Governors have suffered a setback after the National Treasury reaffirmed its plan to roll out an integrated revenue collection system for counties.
Treasury CS John Mbadi maintained that the new platform, which will replace the systems in use across counties, is ready for implementation.
“We are rolling out an integrated county revenue management system. It is going to replace this fragmented county revenue management framework,” Mbadi said.
Through their umbrella body, the Council of Governors, county chiefs have opposed what they see as an attempt by the national government to dictate the systems they should use.
In 2023, they rejected a Bill requiring counties to develop revenue collection systems in collaboration with the Kenya Revenue Authority.
“A significant number of counties are already implementing revenue collection systems that ought to be recognised by law, as public resources have been used to develop them,” the CoG said at the time.
During a session with the Senate County Public Accounts Committee on Thursday, Mbadi argued that it was illogical for the country to operate so many separate systems.
“We cannot have 47 or 48 systems in a country dealing with revenue collection. We should have at most two or three,” he said.
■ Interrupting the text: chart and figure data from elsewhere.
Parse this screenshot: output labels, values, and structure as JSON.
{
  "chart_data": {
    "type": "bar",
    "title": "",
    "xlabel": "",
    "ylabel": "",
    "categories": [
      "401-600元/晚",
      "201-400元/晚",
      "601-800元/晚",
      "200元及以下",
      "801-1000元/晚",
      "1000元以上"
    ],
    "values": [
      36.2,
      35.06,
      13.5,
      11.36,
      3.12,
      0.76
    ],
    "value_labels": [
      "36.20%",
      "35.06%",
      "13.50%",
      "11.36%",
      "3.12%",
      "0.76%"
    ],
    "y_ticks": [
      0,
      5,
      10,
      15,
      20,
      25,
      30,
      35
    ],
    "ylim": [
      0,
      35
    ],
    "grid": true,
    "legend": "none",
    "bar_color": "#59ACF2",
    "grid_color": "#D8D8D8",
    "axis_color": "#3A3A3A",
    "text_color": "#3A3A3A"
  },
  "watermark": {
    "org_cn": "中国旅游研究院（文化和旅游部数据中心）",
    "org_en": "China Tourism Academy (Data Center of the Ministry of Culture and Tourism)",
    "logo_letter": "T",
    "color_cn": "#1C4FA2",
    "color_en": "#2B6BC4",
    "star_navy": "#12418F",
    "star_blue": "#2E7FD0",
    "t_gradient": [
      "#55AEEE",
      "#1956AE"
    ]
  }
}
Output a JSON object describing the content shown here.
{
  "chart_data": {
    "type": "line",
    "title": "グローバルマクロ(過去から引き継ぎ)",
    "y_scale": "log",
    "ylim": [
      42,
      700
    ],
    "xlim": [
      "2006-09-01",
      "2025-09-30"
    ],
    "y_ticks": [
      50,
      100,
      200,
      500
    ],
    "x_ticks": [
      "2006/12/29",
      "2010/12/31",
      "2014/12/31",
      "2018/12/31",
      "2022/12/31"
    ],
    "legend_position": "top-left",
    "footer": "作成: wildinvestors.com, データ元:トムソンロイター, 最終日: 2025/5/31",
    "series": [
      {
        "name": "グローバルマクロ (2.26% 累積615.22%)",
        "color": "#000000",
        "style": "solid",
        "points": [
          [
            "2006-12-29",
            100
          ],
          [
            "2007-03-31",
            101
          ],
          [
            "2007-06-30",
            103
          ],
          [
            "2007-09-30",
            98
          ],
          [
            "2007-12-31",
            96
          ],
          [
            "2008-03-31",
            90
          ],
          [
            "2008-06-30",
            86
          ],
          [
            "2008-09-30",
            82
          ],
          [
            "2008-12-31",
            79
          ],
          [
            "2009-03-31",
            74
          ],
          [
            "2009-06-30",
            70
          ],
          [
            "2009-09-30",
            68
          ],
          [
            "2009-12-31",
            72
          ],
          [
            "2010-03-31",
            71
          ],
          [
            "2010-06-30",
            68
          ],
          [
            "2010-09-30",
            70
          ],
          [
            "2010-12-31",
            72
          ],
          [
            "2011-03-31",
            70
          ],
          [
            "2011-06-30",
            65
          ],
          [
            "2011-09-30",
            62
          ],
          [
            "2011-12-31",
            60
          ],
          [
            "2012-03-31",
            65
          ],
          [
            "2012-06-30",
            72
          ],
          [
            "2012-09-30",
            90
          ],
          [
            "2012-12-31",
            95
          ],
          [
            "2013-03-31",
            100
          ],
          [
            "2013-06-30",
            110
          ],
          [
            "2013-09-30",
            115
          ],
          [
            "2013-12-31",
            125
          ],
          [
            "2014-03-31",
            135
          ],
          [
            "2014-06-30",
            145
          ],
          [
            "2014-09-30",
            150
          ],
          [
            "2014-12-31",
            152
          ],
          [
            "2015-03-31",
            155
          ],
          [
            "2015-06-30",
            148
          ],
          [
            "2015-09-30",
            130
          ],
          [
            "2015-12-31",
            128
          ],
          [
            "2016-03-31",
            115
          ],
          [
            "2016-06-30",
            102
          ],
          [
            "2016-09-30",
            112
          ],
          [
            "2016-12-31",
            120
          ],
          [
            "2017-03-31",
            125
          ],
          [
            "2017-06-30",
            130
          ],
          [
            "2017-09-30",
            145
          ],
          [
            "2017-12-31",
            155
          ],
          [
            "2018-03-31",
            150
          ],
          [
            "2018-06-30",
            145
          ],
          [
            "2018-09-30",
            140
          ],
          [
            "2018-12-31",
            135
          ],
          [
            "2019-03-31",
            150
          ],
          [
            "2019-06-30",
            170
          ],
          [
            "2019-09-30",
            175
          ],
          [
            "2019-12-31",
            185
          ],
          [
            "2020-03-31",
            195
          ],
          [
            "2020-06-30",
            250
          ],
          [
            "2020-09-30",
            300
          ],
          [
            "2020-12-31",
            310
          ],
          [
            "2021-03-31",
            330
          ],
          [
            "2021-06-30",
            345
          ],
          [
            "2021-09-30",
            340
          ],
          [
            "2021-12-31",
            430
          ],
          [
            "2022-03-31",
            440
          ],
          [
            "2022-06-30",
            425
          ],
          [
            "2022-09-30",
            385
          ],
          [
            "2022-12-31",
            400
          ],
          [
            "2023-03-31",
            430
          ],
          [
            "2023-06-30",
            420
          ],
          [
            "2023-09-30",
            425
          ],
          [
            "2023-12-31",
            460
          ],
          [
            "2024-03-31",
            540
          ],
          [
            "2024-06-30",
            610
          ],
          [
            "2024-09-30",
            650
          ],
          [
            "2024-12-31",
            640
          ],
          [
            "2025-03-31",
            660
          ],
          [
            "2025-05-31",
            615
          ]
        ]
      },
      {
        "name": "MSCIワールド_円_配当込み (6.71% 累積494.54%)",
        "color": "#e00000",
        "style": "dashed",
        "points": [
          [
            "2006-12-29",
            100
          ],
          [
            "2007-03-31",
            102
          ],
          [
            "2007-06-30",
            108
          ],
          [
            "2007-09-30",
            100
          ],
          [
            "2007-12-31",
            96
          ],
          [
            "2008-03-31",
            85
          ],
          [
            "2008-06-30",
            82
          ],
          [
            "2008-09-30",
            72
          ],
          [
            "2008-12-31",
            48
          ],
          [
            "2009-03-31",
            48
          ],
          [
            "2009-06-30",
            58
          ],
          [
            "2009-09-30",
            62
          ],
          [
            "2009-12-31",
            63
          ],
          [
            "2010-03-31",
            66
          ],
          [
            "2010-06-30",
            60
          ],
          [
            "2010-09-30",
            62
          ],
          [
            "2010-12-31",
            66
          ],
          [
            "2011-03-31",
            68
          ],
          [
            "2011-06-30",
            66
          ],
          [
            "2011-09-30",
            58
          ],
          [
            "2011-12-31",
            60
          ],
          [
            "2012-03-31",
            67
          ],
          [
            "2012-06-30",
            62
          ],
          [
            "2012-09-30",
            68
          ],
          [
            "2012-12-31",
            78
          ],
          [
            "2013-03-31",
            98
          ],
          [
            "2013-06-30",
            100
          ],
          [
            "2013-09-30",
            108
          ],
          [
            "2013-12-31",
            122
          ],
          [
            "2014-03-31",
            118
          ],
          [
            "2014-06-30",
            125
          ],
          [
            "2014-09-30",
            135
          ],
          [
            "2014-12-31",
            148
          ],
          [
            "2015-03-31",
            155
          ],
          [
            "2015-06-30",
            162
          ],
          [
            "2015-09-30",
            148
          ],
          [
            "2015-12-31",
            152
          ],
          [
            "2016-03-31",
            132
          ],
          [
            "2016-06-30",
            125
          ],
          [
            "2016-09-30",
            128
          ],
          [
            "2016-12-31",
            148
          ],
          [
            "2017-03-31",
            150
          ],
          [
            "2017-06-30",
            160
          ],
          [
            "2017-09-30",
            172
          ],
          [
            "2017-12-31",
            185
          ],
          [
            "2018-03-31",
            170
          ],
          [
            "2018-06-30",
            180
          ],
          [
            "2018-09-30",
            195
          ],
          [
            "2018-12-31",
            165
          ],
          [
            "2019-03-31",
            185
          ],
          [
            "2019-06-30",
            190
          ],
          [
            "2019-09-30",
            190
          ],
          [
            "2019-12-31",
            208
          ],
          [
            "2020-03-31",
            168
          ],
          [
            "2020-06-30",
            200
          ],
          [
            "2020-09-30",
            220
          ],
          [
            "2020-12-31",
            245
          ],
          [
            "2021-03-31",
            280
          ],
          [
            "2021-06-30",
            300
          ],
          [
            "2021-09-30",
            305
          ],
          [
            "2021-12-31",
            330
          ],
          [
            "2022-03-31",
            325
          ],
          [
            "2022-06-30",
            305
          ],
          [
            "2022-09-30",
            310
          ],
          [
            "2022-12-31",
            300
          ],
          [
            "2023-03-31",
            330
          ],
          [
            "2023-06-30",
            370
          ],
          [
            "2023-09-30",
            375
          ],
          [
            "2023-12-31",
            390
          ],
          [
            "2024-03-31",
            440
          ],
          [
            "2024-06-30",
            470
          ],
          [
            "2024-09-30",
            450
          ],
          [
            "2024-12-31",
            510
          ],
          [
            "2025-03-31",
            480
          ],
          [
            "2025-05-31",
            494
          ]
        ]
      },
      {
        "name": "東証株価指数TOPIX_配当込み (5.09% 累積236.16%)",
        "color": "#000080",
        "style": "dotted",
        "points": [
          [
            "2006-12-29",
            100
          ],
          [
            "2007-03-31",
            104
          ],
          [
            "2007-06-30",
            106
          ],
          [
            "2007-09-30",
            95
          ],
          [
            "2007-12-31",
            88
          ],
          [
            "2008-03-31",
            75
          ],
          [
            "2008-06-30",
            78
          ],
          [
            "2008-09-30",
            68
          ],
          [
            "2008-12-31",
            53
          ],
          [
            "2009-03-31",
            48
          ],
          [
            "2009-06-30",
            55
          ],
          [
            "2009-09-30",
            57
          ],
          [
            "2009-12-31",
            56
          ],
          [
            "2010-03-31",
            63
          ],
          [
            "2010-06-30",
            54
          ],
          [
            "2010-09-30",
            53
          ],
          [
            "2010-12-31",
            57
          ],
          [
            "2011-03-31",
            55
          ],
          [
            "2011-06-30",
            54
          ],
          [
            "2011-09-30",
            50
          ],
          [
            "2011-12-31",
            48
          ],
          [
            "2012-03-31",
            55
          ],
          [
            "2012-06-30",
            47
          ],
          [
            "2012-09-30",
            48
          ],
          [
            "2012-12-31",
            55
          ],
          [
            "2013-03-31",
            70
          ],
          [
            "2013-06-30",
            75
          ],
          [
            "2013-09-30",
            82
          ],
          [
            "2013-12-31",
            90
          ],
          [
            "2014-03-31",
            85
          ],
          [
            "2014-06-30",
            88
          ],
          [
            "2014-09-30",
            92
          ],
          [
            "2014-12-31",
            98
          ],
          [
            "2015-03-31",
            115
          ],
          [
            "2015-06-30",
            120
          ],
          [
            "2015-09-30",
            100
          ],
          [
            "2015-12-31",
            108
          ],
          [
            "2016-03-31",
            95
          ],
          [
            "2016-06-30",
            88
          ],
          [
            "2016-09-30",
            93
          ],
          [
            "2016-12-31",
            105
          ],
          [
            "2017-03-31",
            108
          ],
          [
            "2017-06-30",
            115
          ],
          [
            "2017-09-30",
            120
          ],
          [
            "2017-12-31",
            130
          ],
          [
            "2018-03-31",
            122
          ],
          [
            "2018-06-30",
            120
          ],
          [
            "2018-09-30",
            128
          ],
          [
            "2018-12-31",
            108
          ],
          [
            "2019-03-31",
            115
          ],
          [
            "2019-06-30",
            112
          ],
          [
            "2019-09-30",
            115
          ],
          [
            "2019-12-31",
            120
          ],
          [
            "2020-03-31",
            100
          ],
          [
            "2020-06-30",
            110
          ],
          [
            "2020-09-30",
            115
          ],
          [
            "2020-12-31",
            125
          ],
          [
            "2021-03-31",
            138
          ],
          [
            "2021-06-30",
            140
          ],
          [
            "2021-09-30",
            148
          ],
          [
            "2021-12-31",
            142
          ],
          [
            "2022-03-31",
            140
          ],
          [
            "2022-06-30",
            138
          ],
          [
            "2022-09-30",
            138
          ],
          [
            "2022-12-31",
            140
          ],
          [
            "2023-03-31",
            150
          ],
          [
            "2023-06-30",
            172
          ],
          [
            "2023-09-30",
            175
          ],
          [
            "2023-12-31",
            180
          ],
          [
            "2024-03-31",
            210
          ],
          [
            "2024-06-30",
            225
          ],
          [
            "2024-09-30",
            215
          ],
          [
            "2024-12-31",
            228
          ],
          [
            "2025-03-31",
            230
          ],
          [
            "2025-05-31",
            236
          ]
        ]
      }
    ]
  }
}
The ministry had held extensive consultations with stakeholders, including governors, to pave the way for the rollout.
“We have discussed this at the Intergovernmental Budget and Economic Council. Though there has been pushback from governors, as expected, I think we are getting to a point of clarity. There was just a misunderstanding,” Mbadi noted.
Counties operate disjointed systems, with some contracting financial technology firms to automate and collect revenue on their behalf.
These contracts often cost millions of shillings in procurement fees, plus commissions on every shilling collected.
Last year, KRA commissioner general Humphrey Wattanga told senators that the lack of standardised revenue administration and collection processes—due to the use of different vendors—was hurting county revenues.
He warned that procurement of these systems also presents challenges such as unclear technical requirements and vendor-driven contracting processes.
“Additionally, vendors usually charge a percentage of revenue collected, which in some cases is unreasonably high,” Wattanga said.
Some counties have yet to automate revenue collection and continue to rely on manual systems, many of them outdated and inherited from defunct local authorities, such as the Local Authority Integrated Financial Operations Management System.
In 2024, senators pushed Auditor General Nancy Gathungu to audit all external revenue collection firms contracted by counties, amid concerns over the accuracy of declared figures. Lawmakers warned that the lack of oversight had created loopholes through which companies could siphon billions from devolved units.
Gathungu said counties were losing significant amounts of revenue due to the contracting of questionable firms, some of which existed only on paper.
She reminded senators that while the law empowers the National Treasury to prescribe revenue collection systems for counties, governors had often engaged vendors without due diligence—agreeing to widely varying commission rates.
“The rates should be standardised so that the commission charged does not vary from one county to another. The lack of uniformity is a major reason counties are losing a lot of revenue,” she said.
Instant Analysis
The Kenya Revenue Authority is rooting for the deployment of an integrated county revenue management system to seal leakages costing the counties billions of shillings. KRA commissioner general Humphrey Wattanga told the Senate ICT committee how the devolved units are losing revenue. Currently, counties use disjointed systems, with some contracting financial technology firms to automate and collect revenue on their behalf.